Asie, révolution et réaction

, par  Behar Abraham

Nul ne met en cause le rôle majeur de la révolution vietnamienne dans la politisation des mouvements étudiants, mais on oublie souvent le grand scepticisme de la majorité de la jeunesse sur la possible victoire du peuple Vietnamien malgré l’offensive du TËT. Exemple, l’université libre de Berlin : "malgré la sympathie générale pour la cause Vietnamienne, je fus conspué à cause d’une évocation prudente d’une victoire possible."

Nul ne remet en cause le rôle décisif de la scission du mouvement communiste, et plus tard de la révolution culturelle chinoise, dans la réflexion collective du monde étudiant.

Pour le continent asiatique, les répercutions sont considérables autour de 2 interrogations :

  • La defaite de l’impérialisme américain est elle possible ?
  • L’hégémonie fondamentale de moscou sur le mouvement communiste peut elle cesser ?

La révolution culturelle chinoise ajoute un codicille : peut-on faire feu sur le quartier général ?

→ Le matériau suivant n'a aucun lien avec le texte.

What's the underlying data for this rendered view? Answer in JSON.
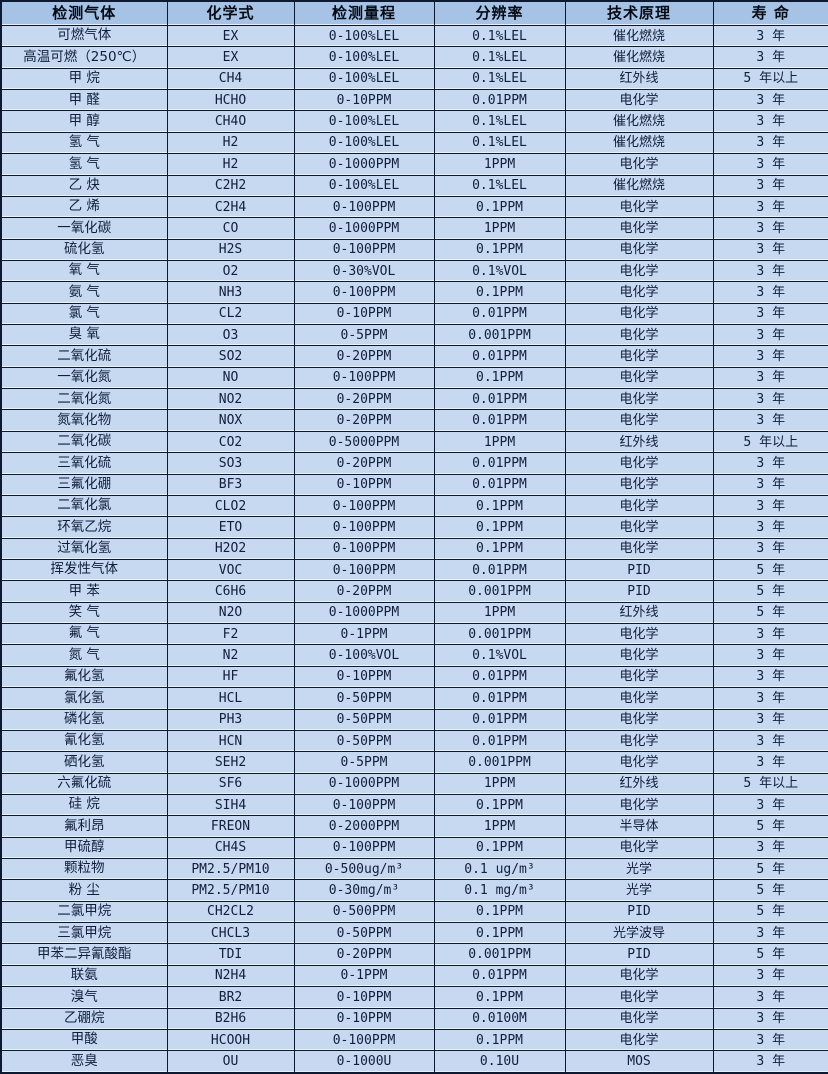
{
  "table": {
    "headers": [
      "检测气体",
      "化学式",
      "检测量程",
      "分辨率",
      "技术原理",
      "寿 命"
    ],
    "column_keys": [
      "gas",
      "formula",
      "range",
      "resolution",
      "principle",
      "lifespan"
    ],
    "rows": [
      [
        "可燃气体",
        "EX",
        "0-100%LEL",
        "0.1%LEL",
        "催化燃烧",
        "3 年"
      ],
      [
        "高温可燃（250℃）",
        "EX",
        "0-100%LEL",
        "0.1%LEL",
        "催化燃烧",
        "3 年"
      ],
      [
        "甲 烷",
        "CH4",
        "0-100%LEL",
        "0.1%LEL",
        "红外线",
        "5 年以上"
      ],
      [
        "甲 醛",
        "HCHO",
        "0-10PPM",
        "0.01PPM",
        "电化学",
        "3 年"
      ],
      [
        "甲 醇",
        "CH4O",
        "0-100%LEL",
        "0.1%LEL",
        "催化燃烧",
        "3 年"
      ],
      [
        "氢 气",
        "H2",
        "0-100%LEL",
        "0.1%LEL",
        "催化燃烧",
        "3 年"
      ],
      [
        "氢 气",
        "H2",
        "0-1000PPM",
        "1PPM",
        "电化学",
        "3 年"
      ],
      [
        "乙 炔",
        "C2H2",
        "0-100%LEL",
        "0.1%LEL",
        "催化燃烧",
        "3 年"
      ],
      [
        "乙 烯",
        "C2H4",
        "0-100PPM",
        "0.1PPM",
        "电化学",
        "3 年"
      ],
      [
        "一氧化碳",
        "CO",
        "0-1000PPM",
        "1PPM",
        "电化学",
        "3 年"
      ],
      [
        "硫化氢",
        "H2S",
        "0-100PPM",
        "0.1PPM",
        "电化学",
        "3 年"
      ],
      [
        "氧 气",
        "O2",
        "0-30%VOL",
        "0.1%VOL",
        "电化学",
        "3 年"
      ],
      [
        "氨 气",
        "NH3",
        "0-100PPM",
        "0.1PPM",
        "电化学",
        "3 年"
      ],
      [
        "氯 气",
        "CL2",
        "0-10PPM",
        "0.01PPM",
        "电化学",
        "3 年"
      ],
      [
        "臭 氧",
        "O3",
        "0-5PPM",
        "0.001PPM",
        "电化学",
        "3 年"
      ],
      [
        "二氧化硫",
        "SO2",
        "0-20PPM",
        "0.01PPM",
        "电化学",
        "3 年"
      ],
      [
        "一氧化氮",
        "NO",
        "0-100PPM",
        "0.1PPM",
        "电化学",
        "3 年"
      ],
      [
        "二氧化氮",
        "NO2",
        "0-20PPM",
        "0.01PPM",
        "电化学",
        "3 年"
      ],
      [
        "氮氧化物",
        "NOX",
        "0-20PPM",
        "0.01PPM",
        "电化学",
        "3 年"
      ],
      [
        "二氧化碳",
        "CO2",
        "0-5000PPM",
        "1PPM",
        "红外线",
        "5 年以上"
      ],
      [
        "三氧化硫",
        "SO3",
        "0-20PPM",
        "0.01PPM",
        "电化学",
        "3 年"
      ],
      [
        "三氟化硼",
        "BF3",
        "0-10PPM",
        "0.01PPM",
        "电化学",
        "3 年"
      ],
      [
        "二氧化氯",
        "CLO2",
        "0-100PPM",
        "0.1PPM",
        "电化学",
        "3 年"
      ],
      [
        "环氧乙烷",
        "ETO",
        "0-100PPM",
        "0.1PPM",
        "电化学",
        "3 年"
      ],
      [
        "过氧化氢",
        "H2O2",
        "0-100PPM",
        "0.1PPM",
        "电化学",
        "3 年"
      ],
      [
        "挥发性气体",
        "VOC",
        "0-100PPM",
        "0.01PPM",
        "PID",
        "5 年"
      ],
      [
        "甲 苯",
        "C6H6",
        "0-20PPM",
        "0.001PPM",
        "PID",
        "5 年"
      ],
      [
        "笑 气",
        "N2O",
        "0-1000PPM",
        "1PPM",
        "红外线",
        "5 年"
      ],
      [
        "氟 气",
        "F2",
        "0-1PPM",
        "0.001PPM",
        "电化学",
        "3 年"
      ],
      [
        "氮 气",
        "N2",
        "0-100%VOL",
        "0.1%VOL",
        "电化学",
        "3 年"
      ],
      [
        "氟化氢",
        "HF",
        "0-10PPM",
        "0.01PPM",
        "电化学",
        "3 年"
      ],
      [
        "氯化氢",
        "HCL",
        "0-50PPM",
        "0.01PPM",
        "电化学",
        "3 年"
      ],
      [
        "磷化氢",
        "PH3",
        "0-50PPM",
        "0.01PPM",
        "电化学",
        "3 年"
      ],
      [
        "氰化氢",
        "HCN",
        "0-50PPM",
        "0.01PPM",
        "电化学",
        "3 年"
      ],
      [
        "硒化氢",
        "SEH2",
        "0-5PPM",
        "0.001PPM",
        "电化学",
        "3 年"
      ],
      [
        "六氟化硫",
        "SF6",
        "0-1000PPM",
        "1PPM",
        "红外线",
        "5 年以上"
      ],
      [
        "硅 烷",
        "SIH4",
        "0-100PPM",
        "0.1PPM",
        "电化学",
        "3 年"
      ],
      [
        "氟利昂",
        "FREON",
        "0-2000PPM",
        "1PPM",
        "半导体",
        "5 年"
      ],
      [
        "甲硫醇",
        "CH4S",
        "0-100PPM",
        "0.1PPM",
        "电化学",
        "3 年"
      ],
      [
        "颗粒物",
        "PM2.5/PM10",
        "0-500ug/m³",
        "0.1 ug/m³",
        "光学",
        "5 年"
      ],
      [
        "粉 尘",
        "PM2.5/PM10",
        "0-30mg/m³",
        "0.1 mg/m³",
        "光学",
        "5 年"
      ],
      [
        "二氯甲烷",
        "CH2CL2",
        "0-500PPM",
        "0.1PPM",
        "PID",
        "5 年"
      ],
      [
        "三氯甲烷",
        "CHCL3",
        "0-50PPM",
        "0.1PPM",
        "光学波导",
        "3 年"
      ],
      [
        "甲苯二异氰酸酯",
        "TDI",
        "0-20PPM",
        "0.001PPM",
        "PID",
        "5 年"
      ],
      [
        "联氨",
        "N2H4",
        "0-1PPM",
        "0.01PPM",
        "电化学",
        "3 年"
      ],
      [
        "溴气",
        "BR2",
        "0-10PPM",
        "0.1PPM",
        "电化学",
        "3 年"
      ],
      [
        "乙硼烷",
        "B2H6",
        "0-10PPM",
        "0.0100M",
        "电化学",
        "3 年"
      ],
      [
        "甲酸",
        "HCOOH",
        "0-100PPM",
        "0.1PPM",
        "电化学",
        "3 年"
      ],
      [
        "恶臭",
        "OU",
        "0-1000U",
        "0.10U",
        "MOS",
        "3 年"
      ]
    ]
  },
  "colors": {
    "header_bg": "#a6c3e6",
    "row_bg": "#c6d9f1",
    "border": "#0c1930",
    "text": "#101f3c"
  }
}
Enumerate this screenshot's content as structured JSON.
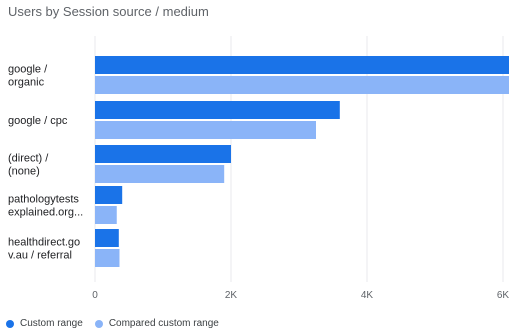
{
  "colors": {
    "current": "#1a73e8",
    "compared": "#8ab4f8",
    "grid": "#e8eaed",
    "text": "#202124"
  },
  "title": "Users by Session source / medium",
  "legend": {
    "current_label": "Custom range",
    "compared_label": "Compared custom range"
  },
  "chart_data": {
    "type": "bar",
    "orientation": "horizontal",
    "title": "Users by Session source / medium",
    "categories": [
      [
        "google /",
        "organic"
      ],
      [
        "google / cpc"
      ],
      [
        "(direct) /",
        "(none)"
      ],
      [
        "pathologytests",
        "explained.org..."
      ],
      [
        "healthdirect.go",
        "v.au / referral"
      ]
    ],
    "series": [
      {
        "name": "Custom range",
        "values": [
          6200,
          3600,
          2000,
          400,
          350
        ]
      },
      {
        "name": "Compared custom range",
        "values": [
          6200,
          3250,
          1900,
          320,
          360
        ]
      }
    ],
    "xlim": [
      0,
      6000
    ],
    "xticks": [
      0,
      2000,
      4000,
      6000
    ],
    "xtick_labels": [
      "0",
      "2K",
      "4K",
      "6K"
    ],
    "grid": true,
    "legend_position": "bottom-left"
  }
}
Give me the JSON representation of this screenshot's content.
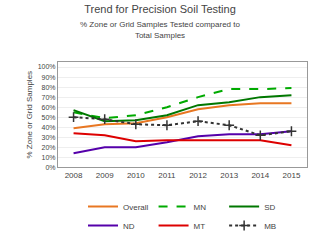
{
  "chart_data": {
    "type": "line",
    "title": "Trend for Precision Soil Testing",
    "subtitle": "% Zone or Grid Samples Tested compared to\nTotal Samples",
    "ylabel": "% Zone or Grid Samples",
    "x": [
      2008,
      2009,
      2010,
      2011,
      2012,
      2013,
      2014,
      2015
    ],
    "xlim": [
      2007.5,
      2015.5
    ],
    "xticks": [
      2008,
      2009,
      2010,
      2011,
      2012,
      2013,
      2014,
      2015
    ],
    "ylim": [
      0,
      105
    ],
    "yticks": [
      {
        "value": 0,
        "label": "0%"
      },
      {
        "value": 10,
        "label": "10%"
      },
      {
        "value": 20,
        "label": "20%"
      },
      {
        "value": 30,
        "label": "30%"
      },
      {
        "value": 40,
        "label": "40%"
      },
      {
        "value": 50,
        "label": "50%"
      },
      {
        "value": 60,
        "label": "60%"
      },
      {
        "value": 70,
        "label": "70%"
      },
      {
        "value": 80,
        "label": "80%"
      },
      {
        "value": 90,
        "label": "90%"
      },
      {
        "value": 100,
        "label": "100%"
      }
    ],
    "grid": true,
    "legend": "bottom",
    "series": [
      {
        "name": "Overall",
        "color": "#E87722",
        "line_style": "solid",
        "values": [
          39,
          43,
          44,
          50,
          58,
          62,
          64,
          64
        ]
      },
      {
        "name": "MN",
        "color": "#00AA00",
        "line_style": "dashed",
        "values": [
          55,
          49,
          52,
          60,
          70,
          78,
          78,
          79
        ]
      },
      {
        "name": "SD",
        "color": "#007700",
        "line_style": "solid",
        "values": [
          57,
          46,
          47,
          52,
          62,
          65,
          70,
          72
        ]
      },
      {
        "name": "ND",
        "color": "#5500AA",
        "line_style": "solid",
        "values": [
          14,
          20,
          20,
          25,
          31,
          33,
          33,
          36
        ]
      },
      {
        "name": "MT",
        "color": "#DD0000",
        "line_style": "solid",
        "values": [
          34,
          32,
          26,
          27,
          27,
          27,
          27,
          22
        ]
      },
      {
        "name": "MB",
        "color": "#333333",
        "line_style": "dotted",
        "marker": "+",
        "values": [
          50,
          48,
          43,
          42,
          46,
          42,
          32,
          36
        ]
      }
    ]
  }
}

Le 20 mars 2018, Emmanuel Terray et d’autres traiterons en détail les répercutions sur les mouvements de protestation en Asie.
Pour illustrer ce débat, je vous propose 2 exemples, où dans les 2 cas on a un contexte indiscutable de prospérité économique, un non partage des richesses avec des oligarchies toutes puissantes au détriment du prolétariat et des classes moyennes, des gouvernements à la solde des USA, et une révolte estudiantine qui se sépare des partis communistes.
Il s’agit du Japon et du Pakistan.

AU JAPON

La politisation étudiante passe par le zengakuren, c’est à dire par la fédération nationale des comités autonome étudiants, dirigée à l’origine par le parti communiste japonais. La cible principale du zengakuren est le pacte américano-japonais, qui renforce la tutelle US sur le Japon. La séparation peu à peu majoritaire de la fédération étudiante avec le PCJ est le résultat d’une évolution à l’italienne de ce parti et son rejet progressif de l’idée même de révolution. Le Zengakuren est fortement engagé dans le soutien à la lutte du peuple vietnamien, il y aura en octobre 1968, des manifestations le plus souvent violentes dans 600 villes au japon.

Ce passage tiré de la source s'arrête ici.